Suzuki Association Member
Violin
Modesto, CA
7 posts

Goodmorning to whomever is out there. I have a general question about Book 9 and 10.
At several institutes I have attended I have heard different things regarding graduation and know that different people, even those leading institutes choose to do things differently rather than going directily through both books. I have heard that some choose between Book 9 or 10 and others substitute other material. Would anyone like to put in their input? I am also trying to find out if it is politically correct within the SAA guidlines to choose one or the other or subsititute.

Thank you for your input,

Linda, [javascript protected email address]

Connie Sunday said: Jun 17, 2009
Connie SundayViolin, Piano, Viola
667 posts

I wouldn’t worry about what’s “politically correct,” but rather, what’s really best for the student. I can’t speak for everyone, but I personally don’t know of any teacher, that by the time the student reaches the Mozart concerti, the student is only doing Suzuki books.

Free Handouts for Music Teachers & Students:
http://beststudentviolins.com/library.html#handouts

Laura said: Jun 18, 2009
 
Suzuki Association Member
Piano
358 posts

I can’t speak for violin, but the equivalent in piano would be Book 6 and 7. These days, only a very young advanced student (say 9 or younger at that level), whose reading is still significantly behind that level, would still “only” be doing Suzuki material. And even then, they might still have other repertoire going on, on the side.

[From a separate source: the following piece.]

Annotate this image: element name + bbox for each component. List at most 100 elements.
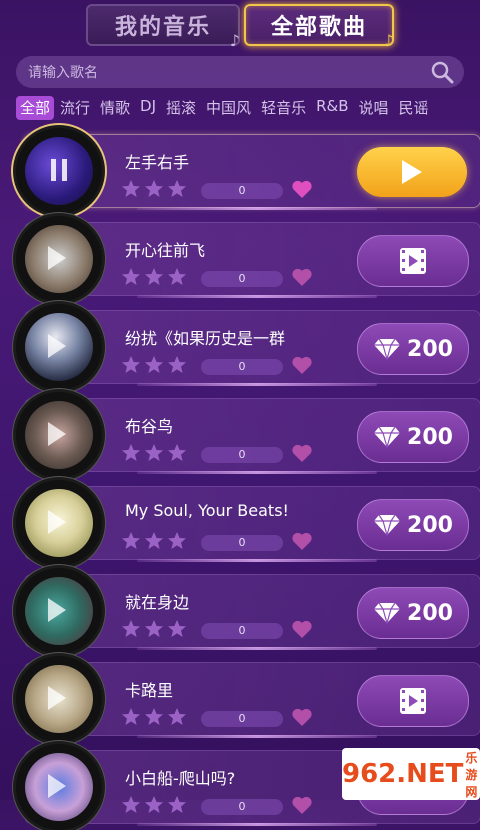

But once they’re playing Mozart piano sonatas and other mainstream repertoire at the Book 6/7 level in piano, there is honestly no reason why it must be from the Suzuki book, or why they can’t play other repertoire of equivalent playing level. I would tend to only stick to the Suzuki books at that level for the various “miscellaneous” pieces that, in my honest opinion, form an excellent learning foundation albeit based on Baroque and Classical. I would see a need to supplement with mainstream repertoire from Romantic, Impressionistic and 20thC. as they become musically and technically ready. The older the student by this stage, the more likely they are ready for this. (For some reason, the idea of 7-year olds playing Chopin, no matter how prodigious, doesn’t really cut it for me.)

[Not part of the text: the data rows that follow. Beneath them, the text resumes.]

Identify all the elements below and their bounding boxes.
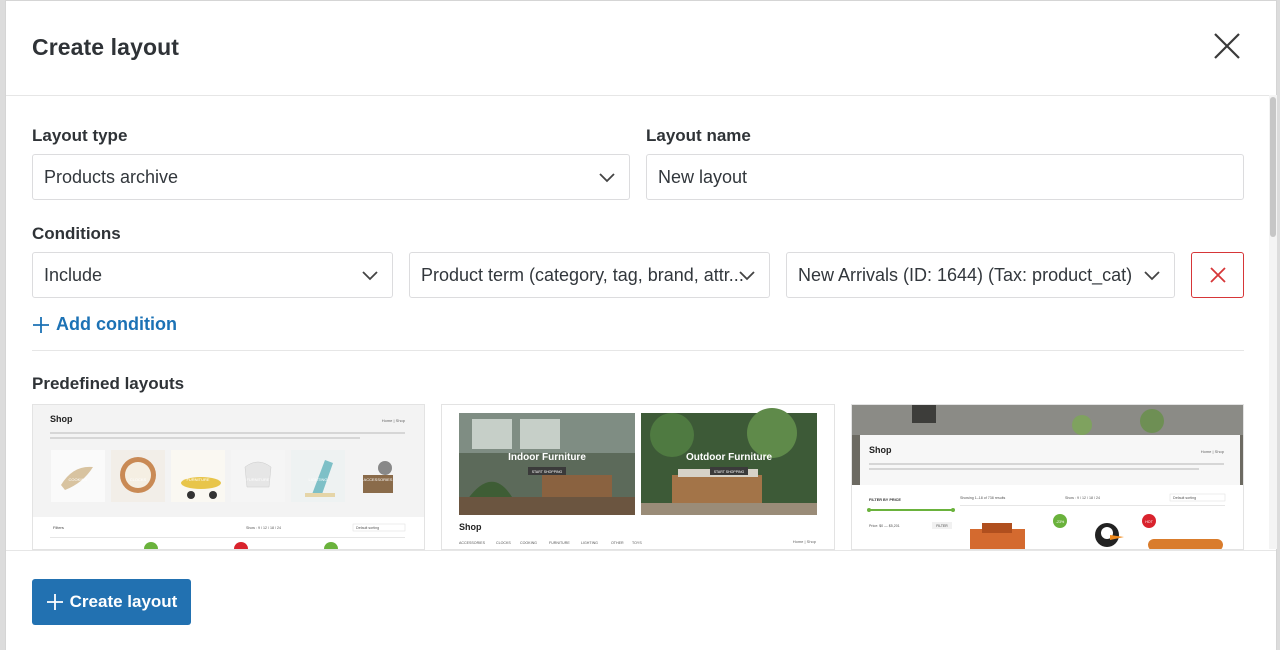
modal-footer: Create layout	[6, 550, 1276, 650]
create-layout-label: Create layout	[69, 592, 178, 611]
svg-text:COOKING: COOKING	[69, 477, 88, 482]
close-icon	[1214, 33, 1240, 59]
layout-preview-3: Shop Home | Shop FILTER BY PRICE Price: …	[852, 405, 1243, 549]
conditions-label: Conditions	[32, 224, 121, 243]
svg-text:Indoor Furniture: Indoor Furniture	[508, 452, 586, 463]
svg-text:FURNITURE: FURNITURE	[186, 477, 209, 482]
layout-name-label: Layout name	[646, 126, 751, 145]
modal-scrollbar[interactable]	[1269, 95, 1277, 549]
preview-crumb: Home | Shop	[1201, 449, 1225, 454]
svg-text:ACCESSORIES: ACCESSORIES	[364, 477, 393, 482]
svg-text:COOKING: COOKING	[520, 541, 537, 545]
preview-show: Show : 9 / 12 / 18 / 24	[1065, 496, 1100, 500]
remove-condition-button[interactable]	[1191, 252, 1244, 298]
condition-mode-value: Include	[44, 264, 103, 285]
chevron-down-icon	[362, 271, 378, 281]
svg-text:TOYS: TOYS	[632, 541, 642, 545]
svg-text:FILTER: FILTER	[936, 524, 948, 528]
close-icon	[1209, 267, 1226, 283]
add-condition-label: Add condition	[56, 314, 177, 334]
divider	[32, 350, 1244, 351]
preview-filters: Filters	[53, 525, 64, 530]
preview-title: Shop	[459, 522, 482, 532]
preview-showing: Showing 1–18 of 738 results	[960, 496, 1006, 500]
preview-sort: Default sorting	[356, 526, 379, 530]
chevron-down-icon	[739, 271, 755, 281]
preview-sort: Default sorting	[1173, 496, 1196, 500]
preview-crumb: Home | Shop	[382, 418, 406, 423]
condition-rule-select[interactable]: Product term (category, tag, brand, attr…	[409, 252, 770, 298]
svg-text:LIGHTING: LIGHTING	[309, 477, 328, 482]
preview-title: Shop	[50, 414, 73, 424]
condition-term-value: New Arrivals (ID: 1644) (Tax: product_ca…	[798, 264, 1133, 285]
layout-type-select[interactable]: Products archive	[32, 154, 630, 200]
scrollbar-thumb[interactable]	[1270, 97, 1276, 237]
condition-rule-value: Product term (category, tag, brand, attr…	[421, 264, 744, 285]
svg-text:CLOCKS: CLOCKS	[496, 541, 511, 545]
close-button[interactable]	[1212, 31, 1242, 61]
add-condition-link[interactable]: Add condition	[32, 314, 177, 335]
layout-type-value: Products archive	[44, 166, 179, 187]
preview-title: Shop	[869, 445, 892, 455]
svg-text:-23%: -23%	[1056, 520, 1065, 524]
modal-body: Layout type Products archive Layout name…	[6, 96, 1270, 550]
svg-text:CLOCKS: CLOCKS	[130, 477, 147, 482]
preview-crumb: Home | Shop	[793, 539, 817, 544]
preview-price: Price: $0 — $5,201	[869, 524, 900, 528]
preview-show: Show : 9 / 12 / 18 / 24	[246, 526, 281, 530]
svg-text:FURNITURE: FURNITURE	[549, 541, 570, 545]
create-layout-modal: Create layout Layout type Products archi…	[5, 0, 1277, 650]
svg-text:START SHOPPING: START SHOPPING	[714, 470, 745, 474]
svg-text:HOT: HOT	[1145, 520, 1153, 524]
svg-text:Outdoor Furniture: Outdoor Furniture	[686, 452, 773, 463]
condition-mode-select[interactable]: Include	[32, 252, 393, 298]
predefined-layouts-label: Predefined layouts	[32, 374, 185, 393]
plus-icon	[46, 594, 63, 610]
modal-title: Create layout	[32, 34, 180, 60]
layout-type-label: Layout type	[32, 126, 128, 145]
svg-text:OTHER: OTHER	[611, 541, 624, 545]
preview-filter-label: FILTER BY PRICE	[869, 498, 901, 502]
layout-name-input[interactable]: New layout	[646, 154, 1244, 200]
create-layout-button[interactable]: Create layout	[32, 579, 191, 625]
svg-text:LIGHTING: LIGHTING	[581, 541, 598, 545]
chevron-down-icon	[1144, 271, 1160, 281]
svg-text:ACCESSORIES: ACCESSORIES	[459, 541, 486, 545]
predefined-layout-1[interactable]: Shop Home | Shop COOKING CLOCKS FURNITUR…	[32, 404, 425, 550]
plus-icon	[33, 316, 49, 333]
predefined-layout-2[interactable]: Indoor Furniture START SHOPPING Outdoor …	[441, 404, 835, 550]
banner-indoor: Indoor Furniture START SHOPPING	[459, 413, 635, 515]
condition-term-select[interactable]: New Arrivals (ID: 1644) (Tax: product_ca…	[786, 252, 1175, 298]
modal-header: Create layout	[6, 1, 1276, 96]
layout-preview-2: Indoor Furniture START SHOPPING Outdoor …	[442, 405, 834, 549]
svg-text:START SHOPPING: START SHOPPING	[532, 470, 563, 474]
predefined-layout-3[interactable]: Shop Home | Shop FILTER BY PRICE Price: …	[851, 404, 1244, 550]
chevron-down-icon	[599, 173, 615, 183]
layout-name-value: New layout	[658, 166, 748, 187]
svg-text:FURNITURE: FURNITURE	[246, 477, 269, 482]
banner-outdoor: Outdoor Furniture START SHOPPING	[641, 408, 817, 515]
layout-preview-1: Shop Home | Shop COOKING CLOCKS FURNITUR…	[33, 405, 424, 549]
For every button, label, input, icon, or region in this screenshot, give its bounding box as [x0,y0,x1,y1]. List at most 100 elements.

João Marcos said: Jan 4, 2014
 1 posts

I’m sorry if it’s too late to revive this topic, but I was searching about choosing either Suzuki 9 or 10 for violin. My teacher told me I can choose aiming to initiate studying another things earlier. So it’s what I am going to do.

But the thing is: which one should I choose? I heard both, and liked them (I think) equally. Is there any benefit that one has and the other does not?

Community Youth Orchestra said: Jan 6, 2014
Community Youth OrchestraViolin, Viola
70 posts

IMHO, Mozart’s fourth concerto is more difficult to play well than the fifth. The fourth has more intonation challenges and exposed technical passages, while the fifth is a bit more “tuneful” especially considering the first movements. I love both works, but I generally have my students do the fifth concerto before they tackle the fourth one.

I seem to recall reading that the SAA released a list of corresponding level works to explore (including the good stuff by Fritz Kreisler) that you should check out. Does anyone have that link? I don’t remember it off the top of my head…

Jennifer Visick said: Jan 6, 2014
Jennifer VisickForum Moderator
Suzuki Association Member
Viola, Suzuki in the Schools, Violin
998 posts
Laura said: Jan 10, 2014
Laura Mozena
Suzuki Association Member
Violin
Palm City, FL
105 posts

I didn’t learn the Mozart Concertos until college. My Suzuki teacher considered me graduated after book 8 and i learned the Mendelssohn Concerto instead.

Bethany said: Feb 28, 2014
 4 posts

Why is the Mozart No. 3 G major not there (for violin). Does anyone know? When I was growing up, that was the usual first Mozart concerto with which most students started.